Furthermore, callbacks were considered as the only possible link between two messages (received & published). Nodes might deal with callbacks and message publishing separately, e.g. when publishing at a fixed rate independently of the received messages. In the same sense, message flows do not have to be linear! In other words, one incoming message can turn into multiple outgoing messages.

Also, Trace Compass can easily aggregate traces from multiple hosts. This is very relevant for robotics systems, and thus would be a great avenue to explore.

Finally, as mentioned previously, the message flow analysis could be extended to provide a critical path analysis. This would provide more information about what actually happened while a message was waiting in a queue.

Acknowledgements

This project was done as part of the UPIR program for undergraduate research at Polytechnique Montréal, and was supervised by Michel Dagenais.

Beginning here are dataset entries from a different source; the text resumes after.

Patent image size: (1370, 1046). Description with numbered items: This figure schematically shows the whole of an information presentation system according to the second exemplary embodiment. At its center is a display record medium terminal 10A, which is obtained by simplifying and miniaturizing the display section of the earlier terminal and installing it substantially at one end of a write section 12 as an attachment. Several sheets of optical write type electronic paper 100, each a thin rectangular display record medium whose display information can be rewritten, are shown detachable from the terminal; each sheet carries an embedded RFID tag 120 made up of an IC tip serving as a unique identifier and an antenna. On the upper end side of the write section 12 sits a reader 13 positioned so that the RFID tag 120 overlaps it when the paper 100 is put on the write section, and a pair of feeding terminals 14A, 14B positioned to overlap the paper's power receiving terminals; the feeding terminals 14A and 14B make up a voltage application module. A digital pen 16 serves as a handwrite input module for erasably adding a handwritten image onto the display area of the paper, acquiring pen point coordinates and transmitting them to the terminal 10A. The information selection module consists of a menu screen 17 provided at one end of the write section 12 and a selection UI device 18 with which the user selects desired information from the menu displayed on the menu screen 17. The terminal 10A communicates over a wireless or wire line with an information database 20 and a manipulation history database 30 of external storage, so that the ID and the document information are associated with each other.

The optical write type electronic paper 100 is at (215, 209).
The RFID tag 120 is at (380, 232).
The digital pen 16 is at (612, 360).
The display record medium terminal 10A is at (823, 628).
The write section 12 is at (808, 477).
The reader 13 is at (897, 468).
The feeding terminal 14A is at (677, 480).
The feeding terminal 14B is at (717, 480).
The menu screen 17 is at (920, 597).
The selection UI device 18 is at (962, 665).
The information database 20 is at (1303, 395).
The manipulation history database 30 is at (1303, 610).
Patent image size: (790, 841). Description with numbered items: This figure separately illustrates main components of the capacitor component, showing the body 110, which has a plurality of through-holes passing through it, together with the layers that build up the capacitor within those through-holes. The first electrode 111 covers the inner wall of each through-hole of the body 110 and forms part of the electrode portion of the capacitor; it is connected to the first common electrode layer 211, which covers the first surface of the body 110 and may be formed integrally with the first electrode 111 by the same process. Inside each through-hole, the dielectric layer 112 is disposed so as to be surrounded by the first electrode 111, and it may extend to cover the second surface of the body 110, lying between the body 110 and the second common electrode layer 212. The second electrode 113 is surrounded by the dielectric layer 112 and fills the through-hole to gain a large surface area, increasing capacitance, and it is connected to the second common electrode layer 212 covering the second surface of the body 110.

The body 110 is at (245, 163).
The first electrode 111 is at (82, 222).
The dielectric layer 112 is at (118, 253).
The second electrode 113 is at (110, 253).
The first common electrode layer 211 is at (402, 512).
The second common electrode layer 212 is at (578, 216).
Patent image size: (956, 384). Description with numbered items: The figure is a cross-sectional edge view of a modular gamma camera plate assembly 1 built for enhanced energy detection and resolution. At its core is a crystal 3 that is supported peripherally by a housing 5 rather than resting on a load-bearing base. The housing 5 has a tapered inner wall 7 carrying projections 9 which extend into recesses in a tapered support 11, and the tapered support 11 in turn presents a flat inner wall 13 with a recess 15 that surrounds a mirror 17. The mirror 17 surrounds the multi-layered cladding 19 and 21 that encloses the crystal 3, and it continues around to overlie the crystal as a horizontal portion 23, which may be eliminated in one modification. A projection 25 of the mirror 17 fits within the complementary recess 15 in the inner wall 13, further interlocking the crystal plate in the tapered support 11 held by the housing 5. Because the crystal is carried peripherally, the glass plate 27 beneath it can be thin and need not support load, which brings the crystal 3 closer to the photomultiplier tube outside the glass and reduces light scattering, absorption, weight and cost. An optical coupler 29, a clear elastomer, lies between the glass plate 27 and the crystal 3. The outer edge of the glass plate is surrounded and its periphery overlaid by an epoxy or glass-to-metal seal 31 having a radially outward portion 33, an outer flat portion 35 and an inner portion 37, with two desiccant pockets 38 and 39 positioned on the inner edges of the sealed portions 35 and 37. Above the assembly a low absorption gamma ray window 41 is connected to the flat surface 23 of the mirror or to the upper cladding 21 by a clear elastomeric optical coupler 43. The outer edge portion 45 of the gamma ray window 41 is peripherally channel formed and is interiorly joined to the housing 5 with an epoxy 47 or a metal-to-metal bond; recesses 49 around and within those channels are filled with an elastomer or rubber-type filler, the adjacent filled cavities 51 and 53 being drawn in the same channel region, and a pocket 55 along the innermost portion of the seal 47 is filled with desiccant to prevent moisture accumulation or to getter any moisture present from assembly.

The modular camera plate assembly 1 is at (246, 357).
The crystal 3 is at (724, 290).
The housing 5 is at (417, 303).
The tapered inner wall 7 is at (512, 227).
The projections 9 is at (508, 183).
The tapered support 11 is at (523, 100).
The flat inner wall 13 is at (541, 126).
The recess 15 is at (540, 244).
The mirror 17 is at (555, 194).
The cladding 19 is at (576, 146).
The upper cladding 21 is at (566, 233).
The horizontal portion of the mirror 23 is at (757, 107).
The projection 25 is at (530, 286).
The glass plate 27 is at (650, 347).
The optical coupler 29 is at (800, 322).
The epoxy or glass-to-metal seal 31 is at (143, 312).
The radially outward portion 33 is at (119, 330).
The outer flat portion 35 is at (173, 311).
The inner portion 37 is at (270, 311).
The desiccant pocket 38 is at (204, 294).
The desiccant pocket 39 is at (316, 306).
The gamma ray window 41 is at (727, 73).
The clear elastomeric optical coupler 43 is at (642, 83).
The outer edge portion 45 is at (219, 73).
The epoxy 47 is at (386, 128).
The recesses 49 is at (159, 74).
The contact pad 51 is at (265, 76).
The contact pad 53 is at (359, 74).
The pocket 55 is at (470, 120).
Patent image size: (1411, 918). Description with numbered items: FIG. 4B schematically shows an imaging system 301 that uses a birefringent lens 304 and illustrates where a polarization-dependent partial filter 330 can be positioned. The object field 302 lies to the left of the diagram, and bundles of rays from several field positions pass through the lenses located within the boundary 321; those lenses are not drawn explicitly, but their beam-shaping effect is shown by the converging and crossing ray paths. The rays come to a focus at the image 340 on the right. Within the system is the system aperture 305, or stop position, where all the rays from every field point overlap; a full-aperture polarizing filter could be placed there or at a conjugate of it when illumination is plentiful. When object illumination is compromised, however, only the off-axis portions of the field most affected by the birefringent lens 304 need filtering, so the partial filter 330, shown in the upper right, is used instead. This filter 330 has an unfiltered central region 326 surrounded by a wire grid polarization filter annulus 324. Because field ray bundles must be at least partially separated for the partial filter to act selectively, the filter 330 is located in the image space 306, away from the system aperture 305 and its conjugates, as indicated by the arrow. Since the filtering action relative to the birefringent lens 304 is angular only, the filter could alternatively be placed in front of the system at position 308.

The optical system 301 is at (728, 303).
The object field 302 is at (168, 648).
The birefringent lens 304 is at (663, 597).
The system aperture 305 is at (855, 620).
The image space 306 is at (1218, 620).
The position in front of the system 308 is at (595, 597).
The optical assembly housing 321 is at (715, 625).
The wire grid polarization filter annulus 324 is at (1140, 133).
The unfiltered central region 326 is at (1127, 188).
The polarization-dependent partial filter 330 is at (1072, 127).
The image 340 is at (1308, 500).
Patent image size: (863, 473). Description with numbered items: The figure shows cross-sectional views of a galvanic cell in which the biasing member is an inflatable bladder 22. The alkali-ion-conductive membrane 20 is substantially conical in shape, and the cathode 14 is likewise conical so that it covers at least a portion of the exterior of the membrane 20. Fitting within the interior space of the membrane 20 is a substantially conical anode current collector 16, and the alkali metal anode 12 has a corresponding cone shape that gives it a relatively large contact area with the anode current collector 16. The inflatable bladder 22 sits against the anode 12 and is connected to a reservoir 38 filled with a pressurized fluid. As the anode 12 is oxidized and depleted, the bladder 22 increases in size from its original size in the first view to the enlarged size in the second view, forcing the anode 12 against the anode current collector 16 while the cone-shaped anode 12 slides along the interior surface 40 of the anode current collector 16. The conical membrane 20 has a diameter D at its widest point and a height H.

I thank him for his great input!

I would also like to thank Matthew Khouzam and Geneviève Bastien for their help and advice, and Ingo Lütkebohle for his commentary on the need for tracing in robotics.

References

[1] C. S. V. Gutiérrez, L. U. S. Juan, I. Z. Ugarte, and V. M. Vilches, “Real-time Linux communications: an evaluation of the Linux communication stack for real-time robotic applications,” arXiv:1808.10821 [cs], Aug. 2018.
[2] C. S. V. Gutiérrez, L. U. S. Juan, I. Z. Ugarte, I. M. Goenaga, L. A. Kirschgens, and V. M. Vilches, “Time Synchronization in modular collaborative robots,” arXiv:1809.07295 [cs], Sep. 2018.
[3] C. S. V. Gutiérrez, L. U. S. Juan, I. Z. Ugarte, and V. M. Vilches, “Time-Sensitive Networking for robotics,” arXiv:1804.07643 [cs], Apr. 2018.
[4] C. S. V. Gutiérrez, L. U. S. Juan, I. Z. Ugarte, and V. M. Vilches, “Towards a distributed and real-time framework for robots: Evaluation of ROS 2.0 communications for real-time robotic applications,” arXiv:1809.02595 [cs], Sep. 2018.
[5] Y.-P. Wang, W. Tan, X.-Q. Hu, D. Manocha, and S.-M. Hu, “TZC: Efficient Inter-Process Communication for Robotics Middleware with Partial Serialization,” arXiv:1810.00556 [cs], Oct. 2018.
[6] F. Giraldeau and M. Dagenais, “Wait Analysis of Distributed Systems Using Kernel Tracing,” IEEE Transactions on Parallel and Distributed Systems, vol. 27, no. 8, pp. 2450–2461, Aug. 2016.
[7] F. Doray and M. Dagenais, “Diagnosing Performance Variations by Comparing Multi-Level Execution Traces,” IEEE Transactions on Parallel and Distributed Systems, pp. 1–1, 2016.
[8] P.-M. Fournier and M. R. Dagenais, “Analyzing blocking to debug performance problems on multi-core systems,” ACM SIGOPS Operating Systems Review, vol. 44, no. 2, p. 77, Apr. 2010.
[9] C.-Q. Yang and B. P. Miller, “Critical path analysis for the execution of parallel and distributed programs,” in [1988] Proceedings. The 8th International Conference on Distributed, San Jose, CA, USA, 1988, pp. 366–373.